Przyjaciel mój opowiadał mi historyjkę, której był świadkiem. Leciał samolotem na linii międzynarodowej. Jak to jest w zwyczaju, kapitan włączył głośnik i przywitał pasażerów. Po czym zapomniał głośnik wyłączyć i pasażerowie usłyszeli żart skierowany do drugiego pilota: „teraz, stary, wypijemy kawkę a potem może i przelecimy stewardessę”. Usłyszała to oczywiście także stewardessa będąca na końcu samolotu. Popędziła zatem do przodu, chcąc wyłączyć mikrofon w kabinie pilotów. W połowie drogi potknęła się i przewróciła. Wówczas siedzący obok w fotelu starszy pan zwrócił się do niej następującymi słowy: „Nie musi pani się tak śpieszyć, oni mówili, że najpierw wypiją kawkę”.
Opowiedziałem o kilku wpadkach. O przypadkowych chlapnięciach ozorem. Mnie zdarzyło się kiedyś inaczej. Zdarzyło mi się chlapać ozorem świadomie i w dobrej wierze. A było to tak:
Spędzałem z żoną krótkie wakacje na jednej z wysp karaibskich w towarzystwie przyjaciela z lat studenckich, obecnie szacownego businessmana mieszkającego koło Szczytna. Krzysztof doskonale zna moją przeszłość kabaretową, po części zresztą sam w niej uczestniczył. Pewnego zatem wieczoru, w tropikalnej restauracji z dancingiem, gdzie grał do tańca świetny murzyński zespół jazzowy, Krzysztof, bawiąc się znakomicie, przywołał do stolika szefa zespołu. Przywołał i oznajmił co następuje: „Ten tutaj, mój przyjaciel (czyli ja) to znany piosenkarz z Warszawy i chciałbym, żeby z wami zaśpiewał”. To był drogi lokal. W takim lokalu życzenie gościa jest rozkazem. Shine (tak nazywał się leader zespołu) natychmiast zwrócił się do mnie, co śpiewamy. Próbowałem się wykręcić. Mówiłem coś o kabaretowym stylu, nieznajomości repertuaru itp. Krzysiek tylko złośliwie chichotał, a Shine, nie wdając się w dłuższe dywagacje, spytał krótko – „Besame mucho” znasz? No znam. Szybko ustalił tonację i w salę poszła zapowiedź, że teraz dla państwa śpiewa piosenkarz z Warszawy.
Saksofony zaczęły grać. Wyszedłem na estradę, a w zasadzie na parkiet i oto nagle ze zgrozą uświadomiłem sobie, że nie znam tekstu. Ani po polsku, ani w żadnym innym języku. A tu już trzeba zaczynać.
No i nagłe olśnienie!

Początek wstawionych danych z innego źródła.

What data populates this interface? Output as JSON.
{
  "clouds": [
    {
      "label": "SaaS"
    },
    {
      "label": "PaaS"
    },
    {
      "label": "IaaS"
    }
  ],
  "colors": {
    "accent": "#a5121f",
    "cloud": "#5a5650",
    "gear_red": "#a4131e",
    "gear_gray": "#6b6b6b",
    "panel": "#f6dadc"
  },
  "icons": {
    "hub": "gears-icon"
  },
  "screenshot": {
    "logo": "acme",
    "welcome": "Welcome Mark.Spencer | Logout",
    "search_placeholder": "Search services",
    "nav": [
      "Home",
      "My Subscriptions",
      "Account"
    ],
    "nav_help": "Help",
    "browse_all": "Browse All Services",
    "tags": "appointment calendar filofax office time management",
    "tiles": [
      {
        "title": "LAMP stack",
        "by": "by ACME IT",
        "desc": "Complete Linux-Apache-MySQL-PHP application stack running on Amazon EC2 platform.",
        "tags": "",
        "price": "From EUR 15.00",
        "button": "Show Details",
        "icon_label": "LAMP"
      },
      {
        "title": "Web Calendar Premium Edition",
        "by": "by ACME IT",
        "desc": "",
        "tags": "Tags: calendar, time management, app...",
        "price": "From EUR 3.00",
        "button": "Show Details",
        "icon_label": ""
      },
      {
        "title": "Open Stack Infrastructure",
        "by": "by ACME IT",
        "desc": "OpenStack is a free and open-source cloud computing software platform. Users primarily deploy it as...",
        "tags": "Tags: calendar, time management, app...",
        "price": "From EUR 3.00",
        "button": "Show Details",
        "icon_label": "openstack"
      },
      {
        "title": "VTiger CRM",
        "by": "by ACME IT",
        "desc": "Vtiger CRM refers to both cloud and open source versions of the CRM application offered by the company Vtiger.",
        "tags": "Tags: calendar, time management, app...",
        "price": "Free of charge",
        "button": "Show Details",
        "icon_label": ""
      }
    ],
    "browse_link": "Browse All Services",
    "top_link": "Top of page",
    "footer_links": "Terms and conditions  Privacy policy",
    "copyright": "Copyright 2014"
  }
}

Przecież poza naszym stolikiem nikt tutaj nie słyszał języka polskiego. Zacząłem zatem improwizować w taki mniej więcej sposób: „Besame, besame mucho, Krzysiu ty draniu, ja chyba zabiję cię. Besame, besame mucho, niech cię cholera nie lubię ja ciebie, o nie”. Szczerze mówiąc, używałem także ogromnej ilości wyrazów niecenzuralnych, bo te niejednokrotnie znakomicie się rymują. Krzysztof, jego żona i moja żona skręcali się ze śmiechu, podczas gdy na parkiecie przytulone do siebie pary głęboko przeżywały nastrój piosenki. Niezapomniane przeżycie.
Następnego dnia karaibscy plażowicze pozdrawiali nas Polaków z niebywałym szacunkiem.